Practical Experience
The Oceanography program is based heavily in field-based experiences that will hone your critical thinking skills and reinforce what you're learning in the classroom.
Your immersion into Oceanography begins right away. As a freshman, you’ll automatically be part of the Rising Tides learning community. It’s a yearlong program designed to teach you marine science by letting you be a marine scientist. And you’ll build connections with students who are as passionate about the ocean as you.
We’re a small, close-knit department that focuses on more than academics. As early as your sophomore year, you’ll engage in internships and paid research opportunities. For instance, undergraduate students have been hired to deploy balloons that measure gas concentrations in the atmosphere -- data they used for further research and their thesis.
Throughout your time at Humboldt, you'll learn and practice the techniques needed to conduct research at sea and in the laboratory. Aboard our 90-foot ocean-going research vessel, the Coral Sea, you’ll use key research techniques. Learn to use trawls, plankton nets, box-corers, sediment grab samplers, CTD/Rosette samplers, side-scanning sonar, and other oceanographic sampling equipment. By the time you graduate, you can expect to log around 100 hours at sea.

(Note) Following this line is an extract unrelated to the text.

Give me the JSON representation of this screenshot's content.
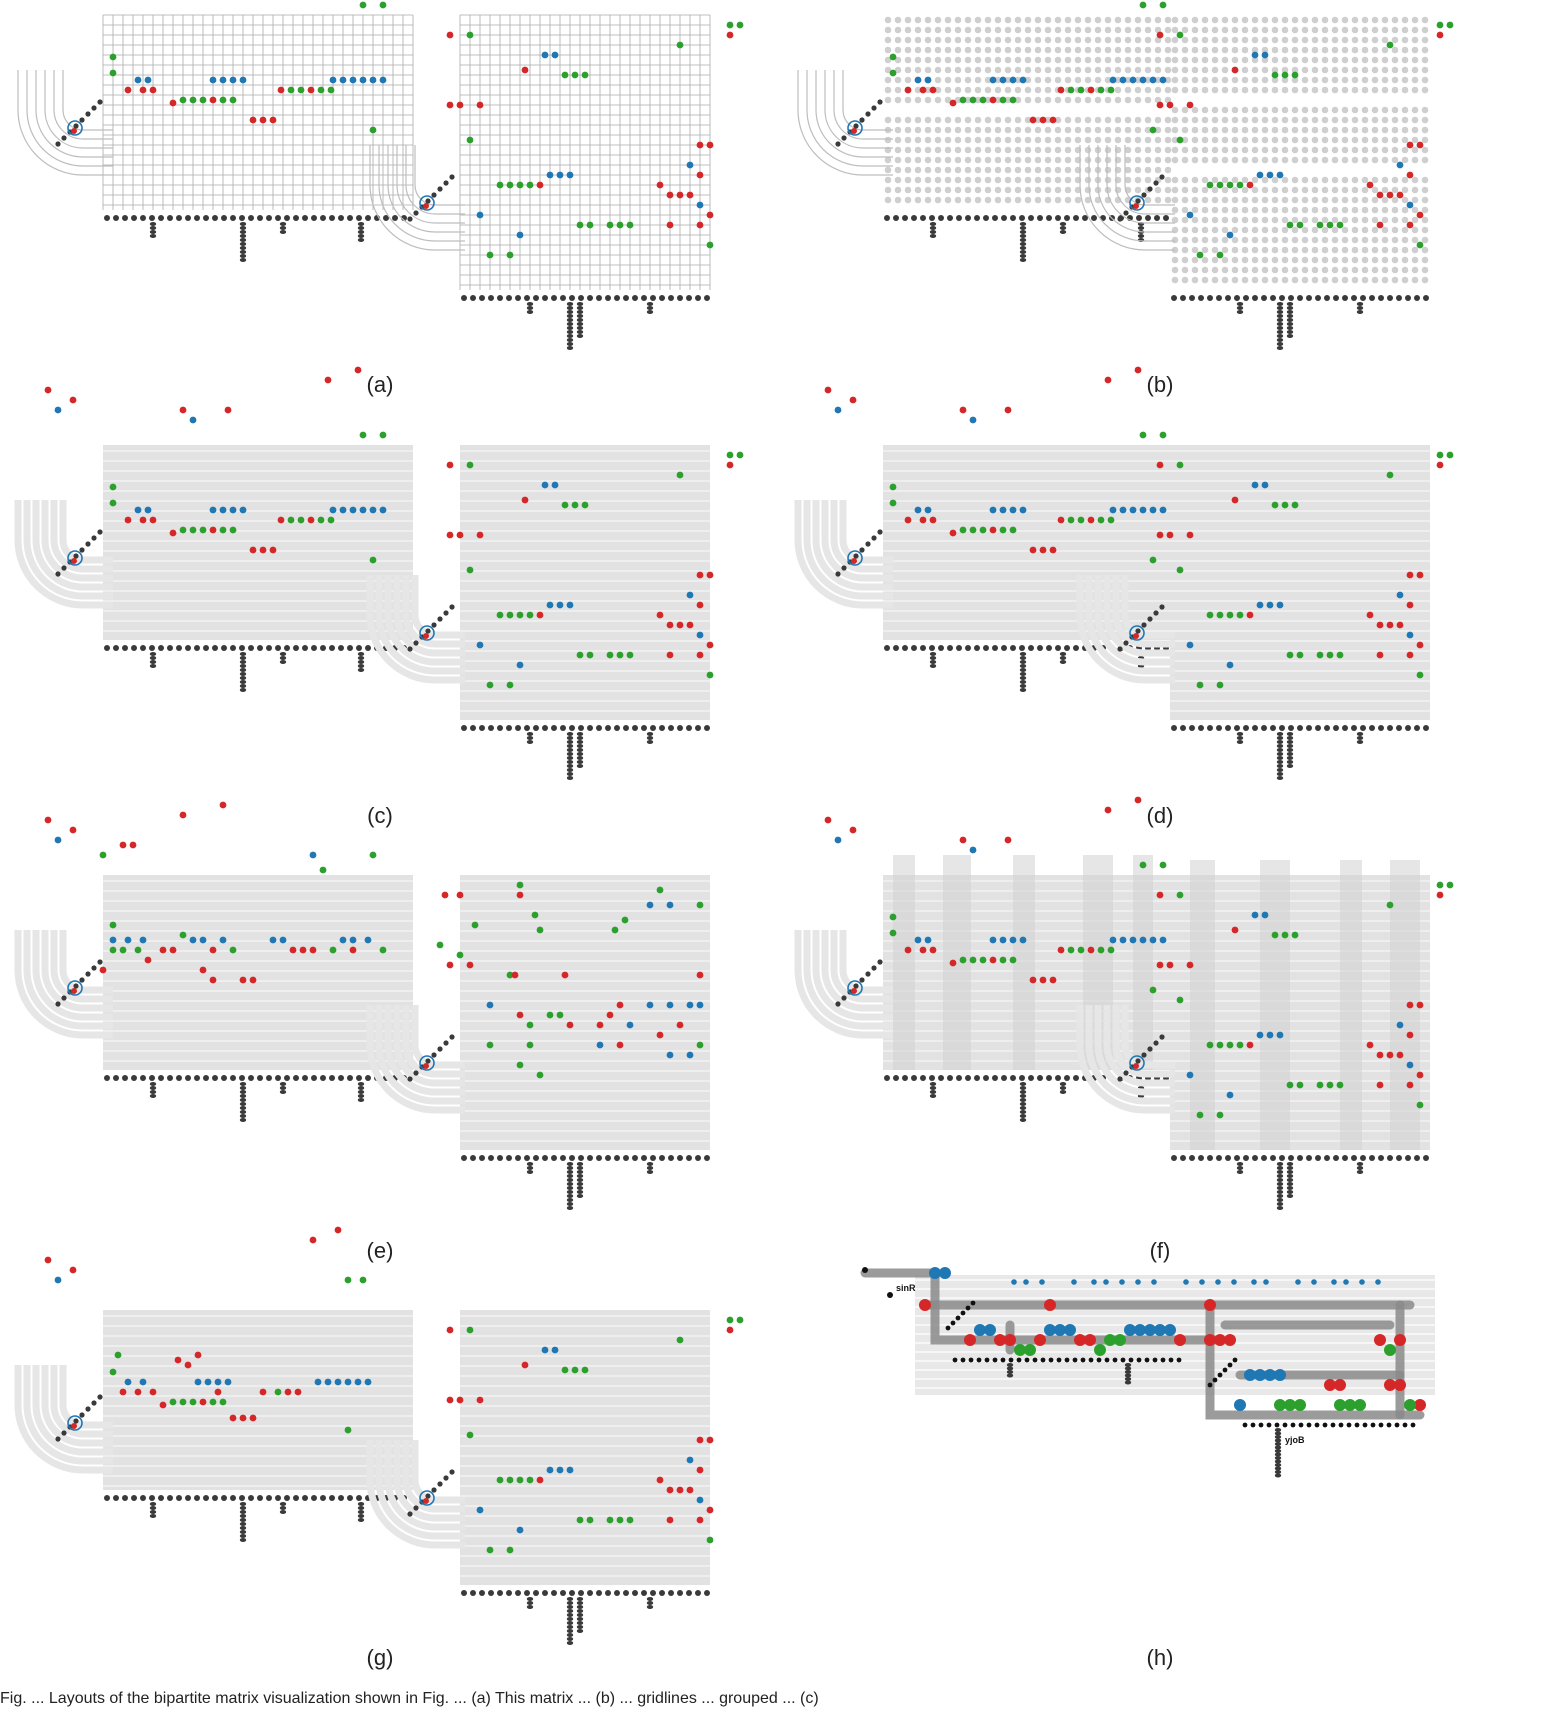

In addition to being in the open ocean, you’ll have access to the Marine Lab in nearby Trinidad where several of the core Oceanography courses are taught and often used for student and faculty research projects. The lab is well equipped for marine education and research, including a constantly recharged seawater system with chiller, a wet laboratory for rearing marine invertebrates and fishes, a culture room for larval invertebrates and algae, a walk-in freezer, a walk-in cold room, a large shop for design and fabrication of experimental equipment, and a microscope room. Our cutting-edge equipment includes the Burkolator, sophisticated equipment designed to measure ocean acidification in real time.